Die geplanten Regelungen des Pandemievertrags und der reformierten Internationalen Gesundheitsvorschriften führten zur Einschränkung von Grund- und Menschenrechten und verletzten das Demokratieprinzip, das Wahlrecht der Beschwerdeführerin und die Verfassungsidentität des Grundgesetzes.

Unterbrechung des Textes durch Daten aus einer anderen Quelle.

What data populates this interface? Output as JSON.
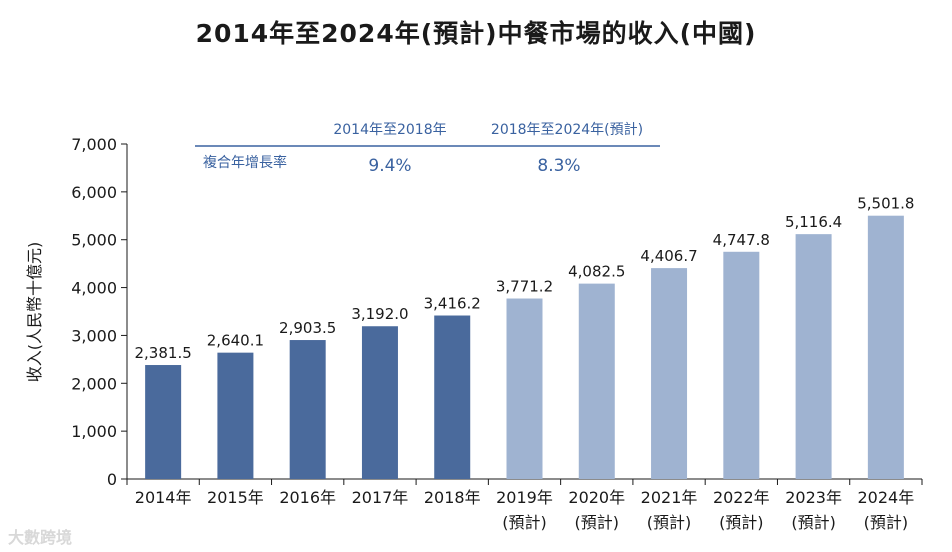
{
  "chart_data": {
    "type": "bar",
    "title": "2014年至2024年(預計)中餐市場的收入(中國)",
    "ylabel": "收入(人民幣十億元)",
    "xlabel": "",
    "ylim": [
      0,
      7000
    ],
    "yticks": [
      "0",
      "1,000",
      "2,000",
      "3,000",
      "4,000",
      "5,000",
      "6,000",
      "7,000"
    ],
    "categories": [
      "2014年",
      "2015年",
      "2016年",
      "2017年",
      "2018年",
      "2019年",
      "2020年",
      "2021年",
      "2022年",
      "2023年",
      "2024年"
    ],
    "category_notes": [
      "",
      "",
      "",
      "",
      "",
      "(預計)",
      "(預計)",
      "(預計)",
      "(預計)",
      "(預計)",
      "(預計)"
    ],
    "values": [
      2381.5,
      2640.1,
      2903.5,
      3192.0,
      3416.2,
      3771.2,
      4082.5,
      4406.7,
      4747.8,
      5116.4,
      5501.8
    ],
    "value_labels": [
      "2,381.5",
      "2,640.1",
      "2,903.5",
      "3,192.0",
      "3,416.2",
      "3,771.2",
      "4,082.5",
      "4,406.7",
      "4,747.8",
      "5,116.4",
      "5,501.8"
    ],
    "colors": {
      "actual": "#4a6a9c",
      "forecast": "#9fb3d1",
      "axis": "#1a1a1a",
      "cagr": "#3a62a0"
    },
    "cagr": {
      "row_label": "複合年增長率",
      "periods": [
        "2014年至2018年",
        "2018年至2024年(預計)"
      ],
      "values": [
        "9.4%",
        "8.3%"
      ]
    }
  },
  "watermark": "大數跨境"
}
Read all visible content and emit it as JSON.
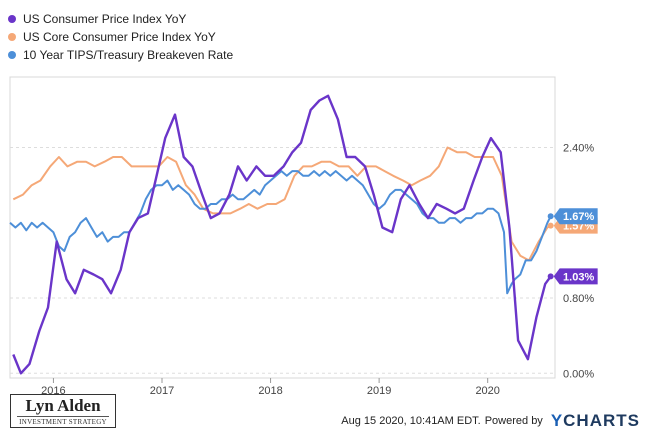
{
  "chart_data": {
    "type": "line",
    "title": "",
    "xlabel": "",
    "ylabel": "",
    "x_ticks": [
      {
        "label": "2016",
        "value": 2016.0
      },
      {
        "label": "2017",
        "value": 2017.0
      },
      {
        "label": "2018",
        "value": 2018.0
      },
      {
        "label": "2019",
        "value": 2019.0
      },
      {
        "label": "2020",
        "value": 2020.0
      }
    ],
    "y_ticks": [
      {
        "label": "0.00%",
        "value": 0.0
      },
      {
        "label": "0.80%",
        "value": 0.8
      },
      {
        "label": "2.40%",
        "value": 2.4
      }
    ],
    "xlim": [
      2015.6,
      2020.62
    ],
    "ylim": [
      -0.05,
      3.15
    ],
    "grid": "horizontal",
    "legend_position": "top-left",
    "series": [
      {
        "name": "US Consumer Price Index YoY",
        "color": "#6a35c9",
        "end_label": "1.03%",
        "x": [
          2015.63,
          2015.7,
          2015.78,
          2015.87,
          2015.95,
          2016.03,
          2016.12,
          2016.2,
          2016.28,
          2016.37,
          2016.45,
          2016.53,
          2016.62,
          2016.7,
          2016.78,
          2016.87,
          2016.95,
          2017.03,
          2017.12,
          2017.2,
          2017.28,
          2017.37,
          2017.45,
          2017.53,
          2017.62,
          2017.7,
          2017.78,
          2017.87,
          2017.95,
          2018.03,
          2018.12,
          2018.2,
          2018.28,
          2018.37,
          2018.45,
          2018.53,
          2018.62,
          2018.7,
          2018.78,
          2018.87,
          2018.95,
          2019.03,
          2019.12,
          2019.2,
          2019.28,
          2019.37,
          2019.45,
          2019.53,
          2019.62,
          2019.7,
          2019.78,
          2019.87,
          2019.95,
          2020.03,
          2020.12,
          2020.2,
          2020.28,
          2020.37,
          2020.45,
          2020.53,
          2020.58
        ],
        "y": [
          0.2,
          0.0,
          0.1,
          0.45,
          0.7,
          1.4,
          1.0,
          0.85,
          1.1,
          1.05,
          1.0,
          0.85,
          1.1,
          1.5,
          1.65,
          1.7,
          2.1,
          2.5,
          2.75,
          2.3,
          2.2,
          1.9,
          1.65,
          1.7,
          1.9,
          2.2,
          2.05,
          2.2,
          2.1,
          2.1,
          2.2,
          2.35,
          2.45,
          2.8,
          2.9,
          2.95,
          2.7,
          2.3,
          2.3,
          2.2,
          1.9,
          1.55,
          1.5,
          1.85,
          2.0,
          1.8,
          1.65,
          1.8,
          1.75,
          1.7,
          1.75,
          2.05,
          2.3,
          2.5,
          2.35,
          1.55,
          0.35,
          0.15,
          0.6,
          0.95,
          1.03
        ]
      },
      {
        "name": "US Core Consumer Price Index YoY",
        "color": "#f5a877",
        "end_label": "1.57%",
        "x": [
          2015.63,
          2015.72,
          2015.8,
          2015.88,
          2015.97,
          2016.05,
          2016.13,
          2016.22,
          2016.3,
          2016.38,
          2016.47,
          2016.55,
          2016.63,
          2016.72,
          2016.8,
          2016.88,
          2016.97,
          2017.05,
          2017.13,
          2017.22,
          2017.3,
          2017.38,
          2017.47,
          2017.55,
          2017.63,
          2017.72,
          2017.8,
          2017.88,
          2017.97,
          2018.05,
          2018.13,
          2018.22,
          2018.3,
          2018.38,
          2018.47,
          2018.55,
          2018.63,
          2018.72,
          2018.8,
          2018.88,
          2018.97,
          2019.05,
          2019.13,
          2019.22,
          2019.3,
          2019.38,
          2019.47,
          2019.55,
          2019.63,
          2019.72,
          2019.8,
          2019.88,
          2019.97,
          2020.05,
          2020.13,
          2020.22,
          2020.3,
          2020.38,
          2020.47,
          2020.55,
          2020.58
        ],
        "y": [
          1.85,
          1.9,
          2.0,
          2.05,
          2.2,
          2.3,
          2.2,
          2.25,
          2.25,
          2.2,
          2.25,
          2.3,
          2.3,
          2.2,
          2.2,
          2.2,
          2.2,
          2.3,
          2.25,
          2.0,
          1.9,
          1.75,
          1.7,
          1.7,
          1.7,
          1.75,
          1.8,
          1.75,
          1.8,
          1.8,
          1.85,
          2.1,
          2.2,
          2.2,
          2.25,
          2.25,
          2.2,
          2.2,
          2.1,
          2.2,
          2.2,
          2.15,
          2.1,
          2.05,
          2.0,
          2.05,
          2.1,
          2.2,
          2.4,
          2.35,
          2.35,
          2.3,
          2.3,
          2.3,
          2.1,
          1.4,
          1.25,
          1.2,
          1.4,
          1.55,
          1.57
        ]
      },
      {
        "name": "10 Year TIPS/Treasury Breakeven Rate",
        "color": "#4d8fd8",
        "end_label": "1.67%",
        "x": [
          2015.6,
          2015.65,
          2015.7,
          2015.75,
          2015.8,
          2015.85,
          2015.9,
          2015.95,
          2016.0,
          2016.05,
          2016.1,
          2016.15,
          2016.2,
          2016.25,
          2016.3,
          2016.35,
          2016.4,
          2016.45,
          2016.5,
          2016.55,
          2016.6,
          2016.65,
          2016.7,
          2016.75,
          2016.8,
          2016.85,
          2016.9,
          2016.95,
          2017.0,
          2017.05,
          2017.1,
          2017.15,
          2017.2,
          2017.25,
          2017.3,
          2017.35,
          2017.4,
          2017.45,
          2017.5,
          2017.55,
          2017.6,
          2017.65,
          2017.7,
          2017.75,
          2017.8,
          2017.85,
          2017.9,
          2017.95,
          2018.0,
          2018.05,
          2018.1,
          2018.15,
          2018.2,
          2018.25,
          2018.3,
          2018.35,
          2018.4,
          2018.45,
          2018.5,
          2018.55,
          2018.6,
          2018.65,
          2018.7,
          2018.75,
          2018.8,
          2018.85,
          2018.9,
          2018.95,
          2019.0,
          2019.05,
          2019.1,
          2019.15,
          2019.2,
          2019.25,
          2019.3,
          2019.35,
          2019.4,
          2019.45,
          2019.5,
          2019.55,
          2019.6,
          2019.65,
          2019.7,
          2019.75,
          2019.8,
          2019.85,
          2019.9,
          2019.95,
          2020.0,
          2020.05,
          2020.1,
          2020.15,
          2020.18,
          2020.22,
          2020.25,
          2020.3,
          2020.35,
          2020.4,
          2020.45,
          2020.5,
          2020.55,
          2020.58
        ],
        "y": [
          1.6,
          1.55,
          1.6,
          1.52,
          1.6,
          1.55,
          1.6,
          1.55,
          1.5,
          1.35,
          1.3,
          1.45,
          1.5,
          1.6,
          1.65,
          1.55,
          1.45,
          1.5,
          1.4,
          1.45,
          1.45,
          1.5,
          1.5,
          1.6,
          1.7,
          1.85,
          1.95,
          2.0,
          2.0,
          2.05,
          1.95,
          2.0,
          1.95,
          1.9,
          1.8,
          1.75,
          1.75,
          1.8,
          1.8,
          1.85,
          1.85,
          1.9,
          1.85,
          1.85,
          1.9,
          1.95,
          1.9,
          2.0,
          2.05,
          2.1,
          2.15,
          2.1,
          2.15,
          2.15,
          2.1,
          2.1,
          2.15,
          2.1,
          2.15,
          2.1,
          2.15,
          2.1,
          2.05,
          2.1,
          2.05,
          2.0,
          1.9,
          1.8,
          1.75,
          1.8,
          1.9,
          1.95,
          1.95,
          1.9,
          1.85,
          1.8,
          1.7,
          1.65,
          1.65,
          1.6,
          1.6,
          1.65,
          1.65,
          1.6,
          1.65,
          1.65,
          1.7,
          1.7,
          1.75,
          1.75,
          1.7,
          1.5,
          0.85,
          0.95,
          1.0,
          1.05,
          1.2,
          1.2,
          1.3,
          1.45,
          1.6,
          1.67
        ]
      }
    ]
  },
  "branding": {
    "name": "Lyn Alden",
    "tagline": "INVESTMENT STRATEGY"
  },
  "footer": {
    "timestamp": "Aug 15 2020, 10:41AM EDT.",
    "powered_by": "Powered by",
    "logo_y": "Y",
    "logo_rest": "CHARTS"
  }
}
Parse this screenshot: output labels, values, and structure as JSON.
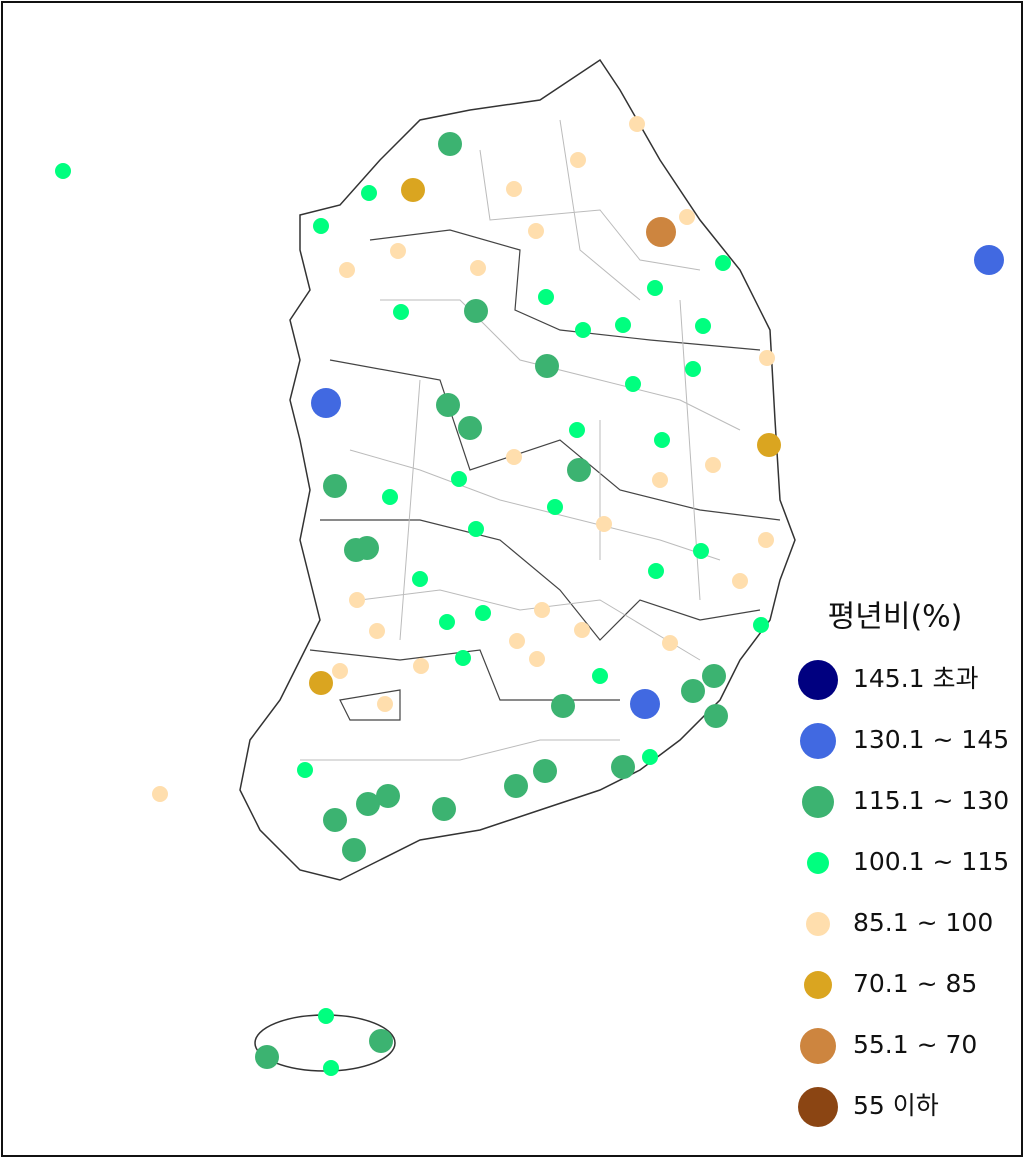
{
  "legend": {
    "title": "평년비(%)",
    "items": [
      {
        "label": "145.1 초과",
        "color": "#000080"
      },
      {
        "label": "130.1 ~ 145",
        "color": "#4169e1"
      },
      {
        "label": "115.1 ~ 130",
        "color": "#3cb371"
      },
      {
        "label": "100.1 ~ 115",
        "color": "#00ff7f"
      },
      {
        "label": "85.1 ~ 100",
        "color": "#ffdead"
      },
      {
        "label": "70.1 ~ 85",
        "color": "#daa520"
      },
      {
        "label": "55.1 ~ 70",
        "color": "#cd853f"
      },
      {
        "label": "55 이하",
        "color": "#8b4513"
      }
    ]
  }
}
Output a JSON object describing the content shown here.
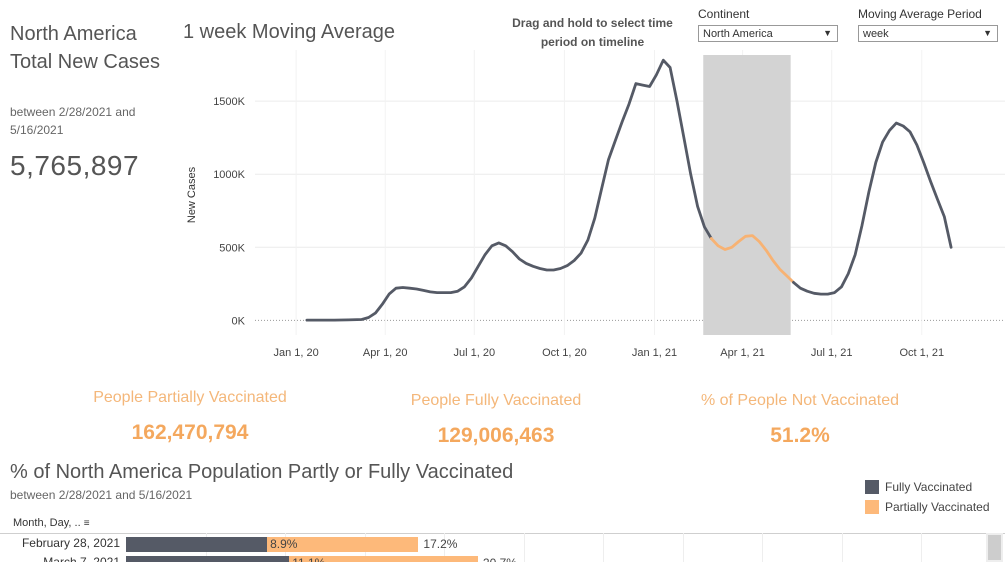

Die Verfassungsbeschwerde genügt nicht den gesetzlichen Substantiierungsanforderungen

„Die Begründung der Verfassungsbeschwerde lässt“, so das Bundesverfassungsgericht in seinem Beschluss, „eine mögliche Verletzung von Grundrechten und grundrechtsgleichen Rechten inhaltlich nachvollziehbar nicht erkennen.“

„Soweit die Beschwerdeführerin eine Verletzung der Verfassungsidentität und ihres Wahlrechts infolge einer beabsichtigten Hoheitsrechtsübertragung rügt, setzt sie sich nicht detailliert mit den einzelnen Artikeln der Entwurfstexte hinsichtlich möglicher konkreter innerstaatlicher Rechtswirkungen auseinander und zeigt insbesondere nicht auf, dass die derzeitigen Entwurfstexte auf eine mit den Vorgaben des Grundgesetzes unvereinbare Hoheitsrechtsübertragung an die WHO abzielen“, so das Bundesverfassungsgericht.